Back when the color-coded terror alert system was ubiquitous, the Bush administration had a penchant for imagining terrorist plots aloud in the hopes of drumming up fear among Americans. Sometimes, he would even infuse his wild plots into important speeches like the State of the Union Address. Bush’s 2002 address featured one such tall tale:
Our soldiers, working with the Bosnian government, seized terrorists who were plotting to bomb our embassy."
Seven years later, a judge has ordered those so-called terrorists to be freed on account of zero evidence. It’s not clear whether the American courts will be able to return the seven years of lost freedom to the five accused. It’s also unclear how many similarly unlawfully detained combatants (if "combatants" is their real name) remain. If this case is any evidence, we might see the de jure obsolescence of the Guantanamo Bay prison very soon.
According to U.S. District Judge Richard Leon, the Bush administration had no grounds to keep the detainees. In mobster-like fashion, the Administration’s case relied on a single unnamed witness who undoubtedly provided his information under duress. The LA Times reports:
Reporting from Washington -- A federal judge ruled here for the first time Thursday that the Bush administration had no basis for holding several of its long-term prisoners at Guantanamo Bay, Cuba, and he ordered that five of the Algerian natives go free.
The question in the case was whether the men, who lived in Bosnia and had never fought or been near a battlefield, had plotted with Al Qaeda and were planning to fight in Afghanistan. In Thursday's ruling, U.S. District Judge Richard Leon, a Bush appointee, said the government's case was weak because it relied on only one unnamed witness who linked the men to Al Qaeda. They deserve to be released, he said.

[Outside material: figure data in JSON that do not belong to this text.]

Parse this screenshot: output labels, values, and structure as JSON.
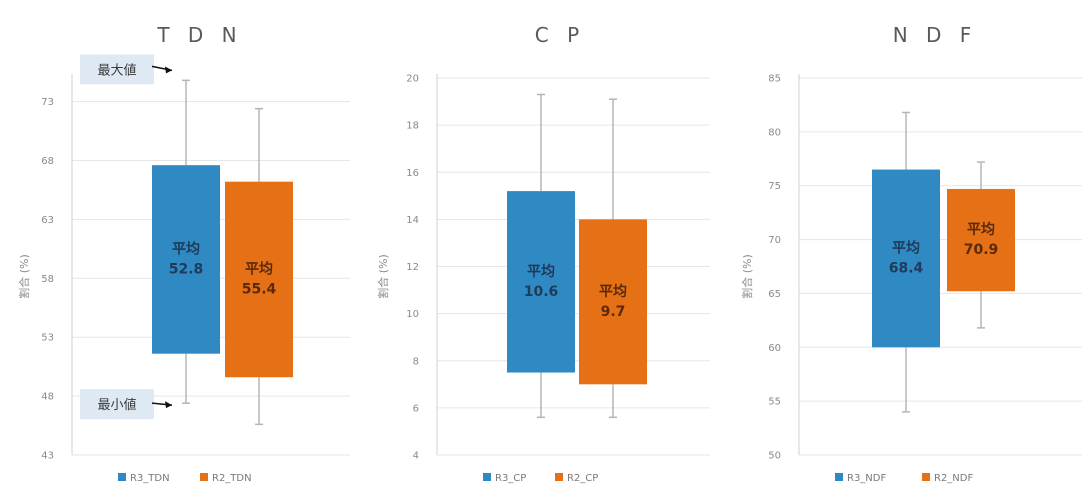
{
  "chart_data": [
    {
      "type": "box",
      "title": "T D N",
      "ylabel": "割合 (%)",
      "ylim": [
        43,
        75
      ],
      "yticks": [
        43,
        48,
        53,
        58,
        63,
        68,
        73
      ],
      "series": [
        {
          "name": "R3_TDN",
          "color": "#2f8ac4",
          "min": 47.4,
          "q1": 51.6,
          "q3": 67.6,
          "max": 74.8,
          "mean_label": "平均",
          "mean_value": "52.8"
        },
        {
          "name": "R2_TDN",
          "color": "#e67016",
          "min": 45.6,
          "q1": 49.6,
          "q3": 66.2,
          "max": 72.4,
          "mean_label": "平均",
          "mean_value": "55.4"
        }
      ],
      "annotations": [
        {
          "text": "最大値",
          "at": 74.8
        },
        {
          "text": "最小値",
          "at": 47.4
        }
      ]
    },
    {
      "type": "box",
      "title": "C P",
      "ylabel": "割合 (%)",
      "ylim": [
        4,
        20
      ],
      "yticks": [
        4,
        6,
        8,
        10,
        12,
        14,
        16,
        18,
        20
      ],
      "series": [
        {
          "name": "R3_CP",
          "color": "#2f8ac4",
          "min": 5.6,
          "q1": 7.5,
          "q3": 15.2,
          "max": 19.3,
          "mean_label": "平均",
          "mean_value": "10.6"
        },
        {
          "name": "R2_CP",
          "color": "#e67016",
          "min": 5.6,
          "q1": 7.0,
          "q3": 14.0,
          "max": 19.1,
          "mean_label": "平均",
          "mean_value": "9.7"
        }
      ]
    },
    {
      "type": "box",
      "title": "N D F",
      "ylabel": "割合 (%)",
      "ylim": [
        50,
        85
      ],
      "yticks": [
        50,
        55,
        60,
        65,
        70,
        75,
        80,
        85
      ],
      "series": [
        {
          "name": "R3_NDF",
          "color": "#2f8ac4",
          "min": 54.0,
          "q1": 60.0,
          "q3": 76.5,
          "max": 81.8,
          "mean_label": "平均",
          "mean_value": "68.4"
        },
        {
          "name": "R2_NDF",
          "color": "#e67016",
          "min": 61.8,
          "q1": 65.2,
          "q3": 74.7,
          "max": 77.2,
          "mean_label": "平均",
          "mean_value": "70.9"
        }
      ]
    }
  ]
}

This case has an interesting chronology that probably mirrors the situation of many Guantanamo Bay prisoners. The accused were initially released from a Bosnian court back 2001 on account of lack of evidence. Upon their release, "U.S. Authorities" extraordinarily renditioned the freed men and scurried them away to Cuba. The Administration’s initial allegations were trumped up to feverishly hyperbolic levels before being inserted into the 2002 prime-time address to the nation. In that speech, Bush accused the suspects of plotting to bomb the U.S. embassy in Sarajevo.
But the Bush administration quietly backed off those charges when it was time to bring the case before a judge. Those charges were replaced by the nebulous charge of planning to travel to Afghanistan "to take up arms against U.S. forces." Although that charge was the catch-all staple behind labeling prisoners as "enemy combatants," Judge Leon wasn’t buying it. The prisoners’ lawyers argued that they were swept up by mistake, which the judges decision supported. A sixth prisoner remained held indefinitely under suspicion that he was linked to Al Queda.
The US can appeal to a D.C. court, which has "generally endorsed the Bush administrations policies." Fortunately for America’s nearly-extinct moral high ground, though, President-Elect Obama plans close Guantanamo, and Civil libertarians "expect that most of its remaining 250 detainees will be released." As one such civil libertiesist notes:
Civil libertarians said Thursday's decision confirmed what the Bush administration's critics had long assumed -- that the cases against the Guantanamo prisoners would not stand up if they were examined by an independent judge.
"For seven years, the Bush administration sought to avoid the courts because it had no evidence and sought instead to create a lawless prison," said Vincent Warren, executive director of the Center for Constitutional Rights. "We must note that justice here, however, comes seven years too late."